The method of claim 1, wherein the mammal is human.
The method of claim 1, wherein the radiotherapy is selected from the form of electromagnetic waves, charged particles or neutral particles.
The method of claim 1, wherein the radiotherapy is given at a dose of about 60-70 Gy over 4-7 weeks.
The method of claim 1, wherein the solid tumor is selected from glioblastoma, squamous cell carcinoma, skin cancer-related tumors, breast cancer, head and neck cancer, gynecological cancer, urinary and male genital cancer, bladder cancer, prostate cancer, bone cancer, endocrine adenocarcinoma, digestive tract cancer, major digestive/organ cancer, central nervous system cancer, and lung cancer.
The method of claim 5, wherein the solid tumor is glioblastoma.
The method of claim 1, wherein the solid tumor is glioblastoma, and the chemotherapy is a therapy with temozolomide.
The method of claim 1, wherein crocetin is used as a sensitizer.
The method of claim 1, further comprising administering with at least one anticancer entity.
The method of claim 9, wherein the at least one anticancer entity is selected from an additional sensitizer in a cancer therapy, a targeted therapeutic agent, and an immunotherapeutic agent.

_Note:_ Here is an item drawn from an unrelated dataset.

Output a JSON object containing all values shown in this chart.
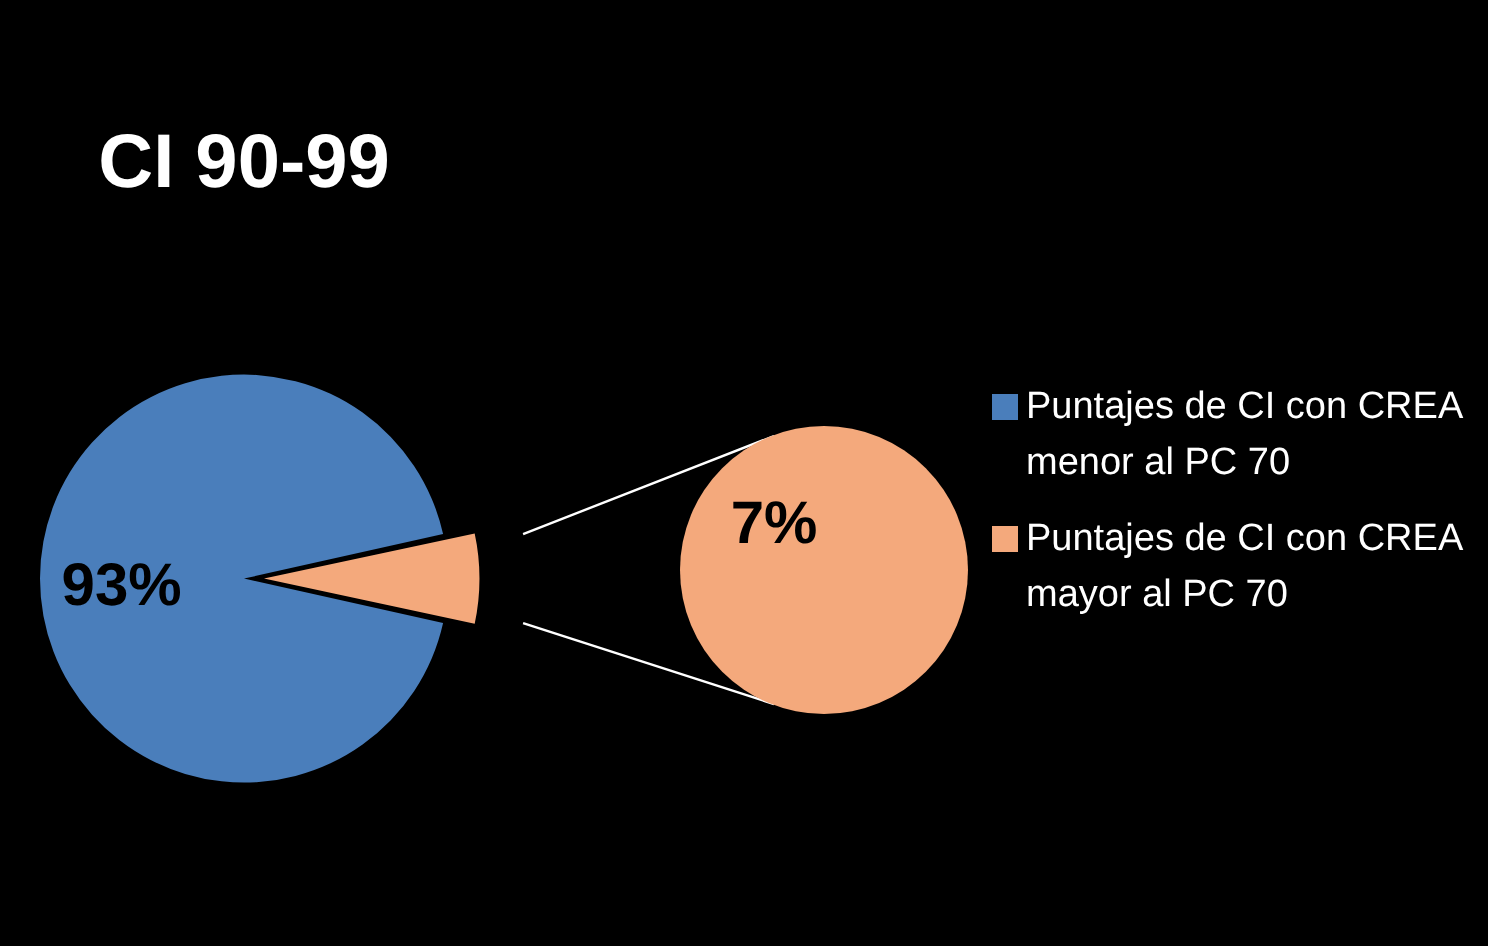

The method of claim 9, wherein the at least one anticancer entity is selected from anticancer alkylating agents, anticancer antimetabolites, anticancer antibiotics, plant-derived anticancer agents, anticancer platinum coordination compounds, anticancer camptothecin derivatives, anticancer tyrosine kinase inhibitors, monoclonal antibodies, biological response modifiers, and other anticancer agents.
A method as in claim 1 wherein the effective amount of crocetin is administering before said radiotherapy or chemotherapy or immunotherapy or a combination thereof.
A composition comprising crocetin and pharmaceutically acceptable carriers or auxiliaries for use in treatment of a solid tumor.
The composition of claim 13, wherein the composition is in the form of injection, tablet, capsule, pill, suppository, aerosol, oral liquid preparation, granule, powder, sustained release preparation, nano preparation, syrup, vina, tincture, lotion, film or a combination thereof.
The composition of claim 13, wherein the composition is in the form of liposomal formulation.
The composition of claim 13, wherein the composition is administered by orally, injection, implant, spray, inhalation or a combination thereof.
A method of sensitizing a mammal in need thereof to a therapy that is radiotherapy, chemotherapy, or a combination thereof, comprising administering to the mammal with a pharmaceutically effective amount of crocetin.
A method of claim 17, wherein the mammal is human.